Guaidó a également fait référence au rapport lorsqu'il a passé en revue le travail des forces anti-Chávez et de l'Assemblée nationale pour dénoncer les abus des autorités. Il a qualifié d' « inhabituel » le fait que le gouvernement Maduro continue d'occuper un siège au Conseil des droits de l'homme de l'ONU en ce moment même.
Le Venezuela a l'un des taux de mortalité policière les plus élevés d'Amérique latine. Le texte de la Mission comprend 16 cas d'opérations policières, militaires ou conjointes qui ont abouti à 53 exécutions extrajudiciaires. Il a également examiné 2 552 incidents supplémentaires impliquant 5 094 décès aux mains des forces de sécurité.
Amnesty International considère que le soutien apporté par les Nations unies à des milliers de victimes constitue une étape importante. « Les autorités sous Nicolas Maduro continuent de commettre des crimes au regard du droit international et de graves violations des droits de l'homme, y compris des exécutions extrajudiciaires, des actes de torture, des détentions arbitraires et un usage excessif de la force », a déclaré Erika Guevara Rosas, directrice des Amériques, dans une déclaration appelant au renouvellement du mandat de ce mécanisme de contrôle international. « Ne pas le faire serait tourner le dos aux victimes, à la vérité et à la justice », a-t-elle déclaré.
La mission des Nations unies dans ce pays d'Amérique latine conclut que les forces de sécurité vénézuéliennes ont commis des « violations systématiques des droits de l'homme ». Le rapport énumère également comme une pratique systématique la persécution pour appartenance politique, qui a conduit à des détentions arbitraires, avec des disparitions forcées de courte durée et des actes de torture qui, selon les enquêtes de l'ONU, « ont généralement été commis lors d'interrogatoires pour obtenir des aveux ou des informations, y compris des mots de passe de téléphone et de réseaux sociaux, ou pour forcer une personne à s'incriminer elle-même ou à incriminer d'autres personnes, en particulier des dirigeants de l'opposition très en vue ».

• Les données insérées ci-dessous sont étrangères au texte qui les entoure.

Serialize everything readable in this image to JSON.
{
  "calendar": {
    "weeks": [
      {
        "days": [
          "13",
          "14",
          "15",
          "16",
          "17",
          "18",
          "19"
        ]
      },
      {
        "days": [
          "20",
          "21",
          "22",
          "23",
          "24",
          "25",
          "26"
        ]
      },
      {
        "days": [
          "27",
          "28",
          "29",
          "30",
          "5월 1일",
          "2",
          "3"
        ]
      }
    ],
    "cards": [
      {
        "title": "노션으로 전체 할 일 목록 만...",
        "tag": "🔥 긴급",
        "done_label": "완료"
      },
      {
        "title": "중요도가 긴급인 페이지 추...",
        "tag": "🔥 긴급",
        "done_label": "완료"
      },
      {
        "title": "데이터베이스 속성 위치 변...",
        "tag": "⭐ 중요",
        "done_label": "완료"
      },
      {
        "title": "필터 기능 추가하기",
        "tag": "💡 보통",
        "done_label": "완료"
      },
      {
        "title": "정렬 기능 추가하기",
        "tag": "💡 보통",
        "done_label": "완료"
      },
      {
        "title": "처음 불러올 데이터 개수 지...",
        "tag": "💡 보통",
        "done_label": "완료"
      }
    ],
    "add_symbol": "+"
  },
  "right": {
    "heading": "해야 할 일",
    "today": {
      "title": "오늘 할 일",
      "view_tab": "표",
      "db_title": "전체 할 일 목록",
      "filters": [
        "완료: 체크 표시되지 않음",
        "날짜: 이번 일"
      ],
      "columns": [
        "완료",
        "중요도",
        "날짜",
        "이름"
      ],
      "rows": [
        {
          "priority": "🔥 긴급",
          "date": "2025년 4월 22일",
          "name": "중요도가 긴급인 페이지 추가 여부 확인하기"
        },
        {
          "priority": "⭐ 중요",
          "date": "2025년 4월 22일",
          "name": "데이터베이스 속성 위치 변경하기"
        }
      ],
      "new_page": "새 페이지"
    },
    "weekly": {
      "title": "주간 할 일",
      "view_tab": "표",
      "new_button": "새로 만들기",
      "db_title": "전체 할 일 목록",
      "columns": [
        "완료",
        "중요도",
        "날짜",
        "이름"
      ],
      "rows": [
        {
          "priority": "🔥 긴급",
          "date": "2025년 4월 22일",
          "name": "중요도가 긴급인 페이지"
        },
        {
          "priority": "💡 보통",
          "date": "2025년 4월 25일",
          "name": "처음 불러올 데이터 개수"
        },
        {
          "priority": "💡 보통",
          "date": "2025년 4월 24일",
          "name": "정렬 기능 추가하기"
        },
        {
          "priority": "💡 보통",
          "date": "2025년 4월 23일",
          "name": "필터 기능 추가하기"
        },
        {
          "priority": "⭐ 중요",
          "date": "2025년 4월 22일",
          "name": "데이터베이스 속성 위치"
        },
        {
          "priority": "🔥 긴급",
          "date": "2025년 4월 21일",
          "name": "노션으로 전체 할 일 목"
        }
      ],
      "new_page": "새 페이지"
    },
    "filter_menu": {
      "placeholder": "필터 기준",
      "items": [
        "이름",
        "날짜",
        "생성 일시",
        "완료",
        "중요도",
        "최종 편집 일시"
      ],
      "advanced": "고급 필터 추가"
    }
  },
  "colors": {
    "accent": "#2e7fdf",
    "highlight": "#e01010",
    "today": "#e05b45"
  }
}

Le document émet 65 recommandations à l'intention du Venezuela et de la communauté internationale. Il appelle les États à engager des poursuites judiciaires contre les personnes nommées dans le rapport et demande au Conseil des droits de l'homme des Nations unies de poursuivre les enquêtes sur les violations des droits de l'homme dans ce pays d'Amérique du Sud.